McTaggart discussed studies that show benefits from being on a team or in a community. For instance, on the Oxford rowing team, it was found that as a group they raised their pain threshold much higher than when they were rowing alone. Further, in the classic 1950s 'Robbers Cave' psychology experiment, it was demonstrated that when boys had a "superordinate" goal, they were able to work together as a team to create something they couldn't do individually. Interestingly, people who have stronger social ties with groups tend to be healthier. One study found that half of the people who get heart disease are lonely or disconnected, she detailed.

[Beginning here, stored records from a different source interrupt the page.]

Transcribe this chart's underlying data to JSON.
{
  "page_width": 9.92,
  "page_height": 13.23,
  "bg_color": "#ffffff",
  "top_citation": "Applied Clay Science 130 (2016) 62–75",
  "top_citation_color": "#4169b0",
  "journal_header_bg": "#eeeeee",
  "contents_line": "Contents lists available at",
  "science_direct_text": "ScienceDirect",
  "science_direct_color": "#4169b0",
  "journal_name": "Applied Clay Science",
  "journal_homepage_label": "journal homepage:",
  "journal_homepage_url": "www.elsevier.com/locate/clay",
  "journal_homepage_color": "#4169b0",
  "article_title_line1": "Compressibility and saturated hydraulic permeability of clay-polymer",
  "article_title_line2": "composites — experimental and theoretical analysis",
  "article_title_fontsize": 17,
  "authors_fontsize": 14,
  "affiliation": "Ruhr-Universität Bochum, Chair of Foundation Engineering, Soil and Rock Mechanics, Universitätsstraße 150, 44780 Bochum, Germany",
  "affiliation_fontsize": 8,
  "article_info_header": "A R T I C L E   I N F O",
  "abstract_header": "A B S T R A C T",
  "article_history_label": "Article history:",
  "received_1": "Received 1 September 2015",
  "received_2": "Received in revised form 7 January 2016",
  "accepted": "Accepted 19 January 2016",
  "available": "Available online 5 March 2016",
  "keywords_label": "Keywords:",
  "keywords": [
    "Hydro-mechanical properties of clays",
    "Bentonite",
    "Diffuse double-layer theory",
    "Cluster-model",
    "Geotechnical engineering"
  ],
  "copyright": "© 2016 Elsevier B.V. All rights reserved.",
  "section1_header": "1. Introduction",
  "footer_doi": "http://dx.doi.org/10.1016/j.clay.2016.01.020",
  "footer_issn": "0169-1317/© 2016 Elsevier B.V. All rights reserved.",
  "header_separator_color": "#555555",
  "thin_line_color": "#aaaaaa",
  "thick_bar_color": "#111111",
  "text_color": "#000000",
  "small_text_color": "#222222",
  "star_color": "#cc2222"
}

America is polarized right now and really could benefit by having people of different viewpoints come together for a meeting of the minds, she commented. McTaggart also reported on some of her work with intention and mind-over-matter experiments, citing success with changing the structure & purity of water in a Japanese experiment, and reducing violence in Sri Lanka through a peace intention.
Sleep & Brain Function
First hour guest, Dennis Maness, who uses techniques involving Brain Wave Therapy, talked about sleep cycles and work performance. When people are tired, their brain function slows down. One way to counteract fatigue at work is to take B12 drops or spray or perform mental exercises; it also helps to get up from your desk and walk around or stretch, he noted, adding that the brain has optimal performance in 10-12 minute bursts.